From my experience most of the positions they post (entry level and lower levels excluded) on the career pages are usually internal hires. They already know who they will choose internally but legally need to post the job and interview to create an "equal opportunity". Pretty much wasting everyone's time in the process because I've rarely come across a time they changed their minds because they were so impressed with the external candidate.
This is so true. I was actually promoted once and given an "interim" title. To make my new role permanent, they had to post the job description (which I had to write, mainly to make sure it pretty much lined with resume/experience exactly) and actually brought in two other "candidates" for multi-person interviews before they make me my new offer (this process was required by HR to get the pay bump associated with title increase). It was a waste of everyone's time, HR, the interviewers, and especially the candidates.
I've been in hiring manager type roles since then, there are always many steps HR and compliance makes happen. And yes, sometimes it involves posting jobs that aren't really "open". HR departments just need all that documentation (who applied, who interviewed, etc.) in case of audits by the EEOC.
God what a waste of time.
Its true that the system can be improved, but you also have to think about HR receiving thousands of candidates as it cost nothing to apply, they need at least to see you putting some effort on the process
I recruited for several BBs & EBs, MBB, FAANG and Tier 2 tech (Stripe, Palantir).

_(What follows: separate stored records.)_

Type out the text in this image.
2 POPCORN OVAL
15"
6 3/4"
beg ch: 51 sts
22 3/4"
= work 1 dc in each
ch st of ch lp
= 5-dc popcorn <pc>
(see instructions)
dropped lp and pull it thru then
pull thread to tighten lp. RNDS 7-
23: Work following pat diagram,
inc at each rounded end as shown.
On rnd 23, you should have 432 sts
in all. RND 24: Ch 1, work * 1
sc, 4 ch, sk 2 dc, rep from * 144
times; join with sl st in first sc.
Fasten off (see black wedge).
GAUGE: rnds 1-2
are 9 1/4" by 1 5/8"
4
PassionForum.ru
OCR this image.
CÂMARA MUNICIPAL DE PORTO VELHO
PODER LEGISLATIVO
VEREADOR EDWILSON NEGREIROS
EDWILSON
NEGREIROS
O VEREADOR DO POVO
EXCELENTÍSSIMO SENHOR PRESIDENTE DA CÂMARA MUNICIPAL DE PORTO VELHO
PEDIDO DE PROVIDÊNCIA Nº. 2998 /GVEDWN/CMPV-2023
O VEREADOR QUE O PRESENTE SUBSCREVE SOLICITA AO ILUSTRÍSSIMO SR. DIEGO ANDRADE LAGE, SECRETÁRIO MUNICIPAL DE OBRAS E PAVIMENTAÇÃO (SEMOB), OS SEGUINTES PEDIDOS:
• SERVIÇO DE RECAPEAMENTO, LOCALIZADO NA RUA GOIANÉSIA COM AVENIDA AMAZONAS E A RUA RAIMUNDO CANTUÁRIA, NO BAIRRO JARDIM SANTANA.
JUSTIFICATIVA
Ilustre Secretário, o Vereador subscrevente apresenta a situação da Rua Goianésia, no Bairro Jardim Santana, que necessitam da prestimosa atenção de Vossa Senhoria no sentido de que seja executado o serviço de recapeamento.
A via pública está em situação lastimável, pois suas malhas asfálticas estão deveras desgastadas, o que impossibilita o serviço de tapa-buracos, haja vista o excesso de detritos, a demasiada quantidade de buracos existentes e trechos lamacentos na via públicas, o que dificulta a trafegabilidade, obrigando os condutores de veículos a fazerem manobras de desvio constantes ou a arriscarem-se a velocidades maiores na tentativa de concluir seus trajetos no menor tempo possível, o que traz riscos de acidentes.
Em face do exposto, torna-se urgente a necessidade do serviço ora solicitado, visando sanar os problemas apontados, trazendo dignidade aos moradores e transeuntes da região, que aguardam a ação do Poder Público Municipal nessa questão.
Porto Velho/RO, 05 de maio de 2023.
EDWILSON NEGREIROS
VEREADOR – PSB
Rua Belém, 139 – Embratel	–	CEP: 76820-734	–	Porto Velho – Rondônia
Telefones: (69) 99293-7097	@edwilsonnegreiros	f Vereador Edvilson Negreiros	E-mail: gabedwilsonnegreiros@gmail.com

Finance & consulting process was head and shoulders above tech in my experience (and I'm a techie now).
There's nothing wrong with the process, you were either not good enough compared to the other candidates in some metric or it's just that they liked someone else better for whatever menial reason they chose. You're not special, and neither are 99% of people. Don't expect the selection process for what is in reality one of the top 1% of career paths to give you a fucking gold star and thank you for applying when there are literally tens of thousands of other people exactly like or better than you are vying for the exact same spot. You're not entitled to anything no matter how hard you worked in your classes, how much effort you put into your extracurriculars and studied for these interviews, because NONE of that matters in the real world once a job actually starts.
Believe me I get it, it's frustrating. I applied to over 1200 jobs my senior year, 30 first rounds, 5 superdays, and got NONE of those. Instead I ended up getting the job I have now through a random application and weird off-cycle process that involved a couple phone screens then a 3 hour modeling case interview with a Portfolio Manager. In all honesty it was complete luck that I even applied, I could've just easily decided not to hit submit on this one innocuous job posting on glassdoor.
Best thing you can do is quit the whininess, get back on the horse and keep applying. If you put in the work and know your shit the opportunity will come, but it will come in its own time.
hi, I agree. can you tell me more about corpdev as an analyst?
Thanks for the ass kicking. Still applying for other jobs.
for what position?
There is so much luck in the hiring process. I had a super day with half of the BB for IB and got rejected from almost all of them despite extreme networking and they were really impressed with my background. I randomly threw in an application for BB S&T and with barely any preparation I got the offer and leveraged that offer for IB. There are so many factors into this recruiting process that you cannot control.
legit, luck is like 99.99% of the process of recruiting.